A specific part of the DYD program encouraged participants to think about what is most important to them. The responses differed; most participants gave to-the-point answers, whereas others elaborated extensively on the role alcohol played in their lives. Examples:

Good health, friends, my family.
The most important things in my life are my children.
My job and how drinking affect that
My children! […] I want to be a good role model for them and never make them feel worried about me when they are older. I want to be able to have just one drink and not feel as though I can't stop. I'd like to enjoy alcohol socially without feeling ashamed of myself the next day. I want to lose weight, feel good about myself every day and be as healthy as possible for my children and future grandchildren.
CBT Components

Some CBT components were rarely engaged with (eg, making a relapse plan and exploring cravings); however, those that were used showed a large variation in responses, with some participants adding large amounts of detail to their responses and others noting only keywords. Most responses were related to alcohol drinking, but not all; for example, in the “goal setting” component, some participants related a broader life goal instead of a specific drinking goal. Examples of goal setting nonspecific to drinking are:

To repay my debts and be good at my job
To keep friends with people, to make new friends and to be respected
Lose weight, be better Mum, get pregnant

Drinking goals also varied in their specificity. Some participants set a clear maximum number of drinks, and others stated a general goal of drinking less. Examples:

To reduce my drinking and the habits that surround it.
To put a stop to the binge drinking sessions
Limit myself to 2 large glasses in the evening and have x2 alcohol free nights

Stated high-risk situations varied from negative feelings to times of day, social situations, and events. Peer pressure was also frequently mentioned. Responses showed an overall good comprehension of the questions, although some answers were unspecific.

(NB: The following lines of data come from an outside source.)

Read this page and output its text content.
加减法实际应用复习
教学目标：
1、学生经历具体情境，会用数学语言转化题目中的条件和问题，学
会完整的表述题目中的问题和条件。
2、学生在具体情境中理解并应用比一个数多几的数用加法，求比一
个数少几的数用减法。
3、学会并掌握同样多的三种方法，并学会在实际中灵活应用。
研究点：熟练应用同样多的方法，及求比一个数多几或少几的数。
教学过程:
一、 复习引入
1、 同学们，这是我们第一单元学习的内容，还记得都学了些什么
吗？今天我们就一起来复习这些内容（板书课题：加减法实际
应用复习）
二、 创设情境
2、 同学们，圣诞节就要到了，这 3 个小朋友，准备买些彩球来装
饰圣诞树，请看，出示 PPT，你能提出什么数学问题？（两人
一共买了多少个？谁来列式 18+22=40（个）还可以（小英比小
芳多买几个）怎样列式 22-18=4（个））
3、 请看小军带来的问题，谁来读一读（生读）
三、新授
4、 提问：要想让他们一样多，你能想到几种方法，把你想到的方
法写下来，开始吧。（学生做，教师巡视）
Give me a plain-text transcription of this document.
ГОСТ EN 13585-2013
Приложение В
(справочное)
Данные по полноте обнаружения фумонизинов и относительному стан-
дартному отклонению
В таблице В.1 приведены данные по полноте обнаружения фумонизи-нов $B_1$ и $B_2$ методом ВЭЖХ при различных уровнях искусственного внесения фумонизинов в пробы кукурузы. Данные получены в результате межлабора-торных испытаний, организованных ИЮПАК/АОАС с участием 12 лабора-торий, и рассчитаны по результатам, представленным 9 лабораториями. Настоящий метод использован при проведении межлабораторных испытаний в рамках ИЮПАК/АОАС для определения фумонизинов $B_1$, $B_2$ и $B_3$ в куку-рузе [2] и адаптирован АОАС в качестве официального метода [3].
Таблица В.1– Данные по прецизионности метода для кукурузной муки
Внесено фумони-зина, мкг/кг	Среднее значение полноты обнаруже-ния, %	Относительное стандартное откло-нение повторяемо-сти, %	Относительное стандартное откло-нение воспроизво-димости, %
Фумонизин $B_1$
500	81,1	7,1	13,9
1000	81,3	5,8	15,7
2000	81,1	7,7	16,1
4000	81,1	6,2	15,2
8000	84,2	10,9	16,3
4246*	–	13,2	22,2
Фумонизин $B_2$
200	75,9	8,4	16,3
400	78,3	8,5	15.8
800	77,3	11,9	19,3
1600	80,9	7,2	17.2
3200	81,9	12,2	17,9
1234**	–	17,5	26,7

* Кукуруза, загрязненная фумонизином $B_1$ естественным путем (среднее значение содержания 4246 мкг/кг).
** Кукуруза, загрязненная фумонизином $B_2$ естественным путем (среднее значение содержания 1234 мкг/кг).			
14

Examples:

Anger, loneliness, despair
Boredom in the evenings
Going on holiday at New Year will also be a time of temptation
Seeing friends. Alcohol just makes the conversation flow easier. This is probably the hardest situation.
Getting another [because] everyone else is

Social situation

Strategies to cope with high-risk situations could either be selected from a list or noted in free-text responses. Free-text responses were generally unspecific, aimed at distraction or avoidance, and did not account for any difficulties that might arise from the coping strategies. However, some responses seemed to have incorporated strategies that were suggested in the DYD program. Examples:

Don't buy it
Read or watch a film
Doing activities
Drinking slowly and make glass last longer

Use of DYD and Drinking Outcomes

Model estimates are presented for data from the subset of users who engaged with the program at least once, namely the active use sample (n=410). Lower alcohol use at 3 months, when controlled for age, gender, education level, alcohol use at baseline, and number of words, was associated with a greater percentage of change talk (Badj −0.17, 95% CI −0.32 to −0.02, P=.03) and a higher number of listed high-risk situations (Badj −2.15, 95% CI −3.92 to −0.38, P=.02). In the unadjusted models, listing any high-risk situations (Bunadj −8.31, 95% CI −14.88 to −1.74, P=.01) and the number of listed strategies to deal with high-risk situations (Bunadj −8.31, 95% CI −14.88 to −1.74, P=.01) also showed significant associations with alcohol use at 3-month follow-up but not when adjusted for all other components (adjusted R2 0.38). The complete results are shown in Table 3.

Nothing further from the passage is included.